CHAPTER XXXII
THE SWAY OF BRIBERY AND “HONEST GRAFT”
1903-1905

Graft of all kinds was rampant, as later official investigation showed, in Tammany-controlled departments, but in the public mind the question of this form of graft was vastly overshadowed by the revelations of the New York legislative committee investigating the great life insurance companies.

The disclosures showed that Republican legislators as well as Democratic were bought; that enormous corruption funds had been contributed to both political parties, and that one political machine was no better than the other.

Bribery expenditures, the committee reported, were classified on the various insurance companies’ books as “legal expenses.” The committee described the amounts as extraordinarily large. In the year 1904 alone, the Mutual Life Insurance Company thus disbursed $364,254.95; the Equitable Life Assurance Society, $172,698.42, and the New York Life Insurance Company, $204,019.25.[1]

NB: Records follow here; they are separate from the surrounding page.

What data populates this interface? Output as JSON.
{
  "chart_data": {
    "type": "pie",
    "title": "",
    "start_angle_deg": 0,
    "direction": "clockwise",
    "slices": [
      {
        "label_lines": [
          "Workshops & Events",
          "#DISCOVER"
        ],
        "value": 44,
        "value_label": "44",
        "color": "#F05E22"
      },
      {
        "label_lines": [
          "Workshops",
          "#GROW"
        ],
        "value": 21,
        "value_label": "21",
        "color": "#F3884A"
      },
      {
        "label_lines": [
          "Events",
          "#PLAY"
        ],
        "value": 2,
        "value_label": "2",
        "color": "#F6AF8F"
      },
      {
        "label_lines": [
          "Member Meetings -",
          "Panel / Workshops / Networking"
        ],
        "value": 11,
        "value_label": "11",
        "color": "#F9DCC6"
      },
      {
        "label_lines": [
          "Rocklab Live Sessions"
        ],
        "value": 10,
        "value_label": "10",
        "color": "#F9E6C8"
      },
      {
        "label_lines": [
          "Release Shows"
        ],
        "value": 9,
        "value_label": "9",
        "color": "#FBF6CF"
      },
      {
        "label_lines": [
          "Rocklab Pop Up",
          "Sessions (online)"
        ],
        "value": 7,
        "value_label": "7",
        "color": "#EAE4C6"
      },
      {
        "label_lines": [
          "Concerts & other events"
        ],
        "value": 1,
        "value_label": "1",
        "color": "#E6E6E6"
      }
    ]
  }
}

Andrew C. Fields, long engaged by the Mutual Life Insurance Company to manipulate legislation at Albany, lived there in a sumptuously furnished house jocosely styled the “House of Mirth.” The expenditures were charged to “legal expenses.” The Mutual thus expended more than $2,000,000 in “legal expenses” from 1898 to 1904.[2] And from 1895 to 1904, the total payments made by the New York Life Insurance Company to Andrew Hamilton, its chief lobbyist at Albany, amounted to $1,312,197.16, all of which sum was soberly entered as “legal expenses.”[3] A present of nearly $50,000 was contributed in 1894 by the New York Life Insurance Company to the campaign fund of the Republican National Committee, and similar amounts in 1896 and 1900 to the same recipient.[4] All of the large insurance companies regularly contributed funds not only for national political campaigns, but for those in the States; the Equitable, for example, gave $50,000 in 1904 to the Republican National Committee, and had also, for many years, been giving $30,000 annually to the New York State Republican Committee.[5] The legislative investigating committee found it impossible to trace all of the directions of this continuous great corruption. “Enormous sums,” the committee stated, “have been expended in a surreptitious manner.”

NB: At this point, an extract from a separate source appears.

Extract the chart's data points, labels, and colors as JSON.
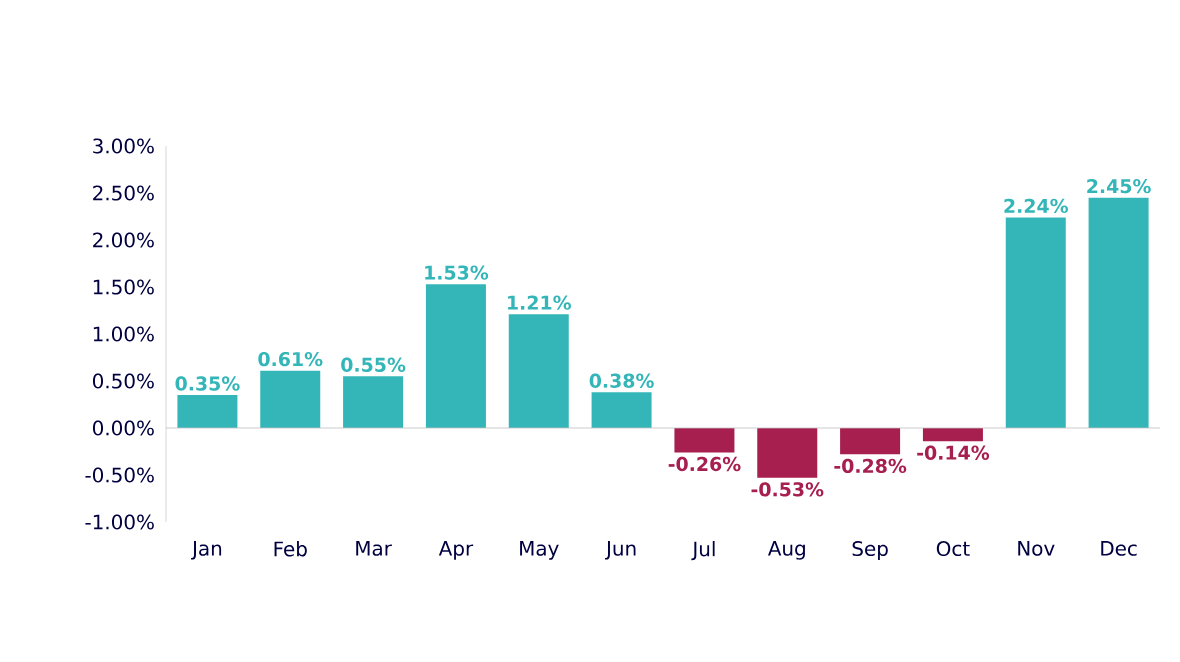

Under the pressure of public opinion, District Attorney Jerome finally caused the Grand Jury to proceed against a few of the figureheads involved; the great magnates who had profited so enormously from the huge frauds, were, so events proved, left untouched. Although it had been clearly proved by the testimony that the frauds and corruptions consummated were gigantic, not a single one of those of great wealth implicated was ever sent to jail or even incommoded by the formality of a trial.

In the face of such disclosures, the opponents of Tammany could not well point to Tammany corruption as an exclusive product. It was a time, too, when what was termed “muckraking” was almost at its height; magazines and newspapers, were filled with articles exposing in detail the corruptions and colossal manipulations and spoliation done by great corporations and other vested interests, and the close connection between these and the “bosses” and machines of both old political parties. Public attention was concentrated more upon these nationwide scandals than upon local graft—petty, indeed, in some respects, compared to the great extortions of trusts and other industrial, transportation and financial corporations.

These factors had their influence in developing in New York City a powerful movement called the Municipal Ownership League, later passing under the name of the Independence League. The head of this organization was William R. Hearst. He had inherited a large fortune from his father, United States Senator George Hearst. The estate comprised a San Francisco newspaper; and William R. Hearst had come to New York, where he now had a morning and an evening newspaper. Of a sensational order, yet written in popular style, these newspapers had an extensive circulation, and their agitational matter were in reality the mainstay of his movement. Two of the local objectives of this agitation were the scandalous overcrowding of the street car system and the methods by which the subway system in New York City, built by the city’s credit, had been turned over to the profit of private interests. At the same time, no means was neglected to awaken popular resentment against the “plunderbund” fattening on the people, and to arouse indignation against the bossism of Tammany Hall. Day after day effective articles, editorials and cartoons were published; written in a simple style, understandable by the crudest intelligence, they produced a great effect among the voters. Nothing quite like this original kind of political journalism had ever been known in New York City.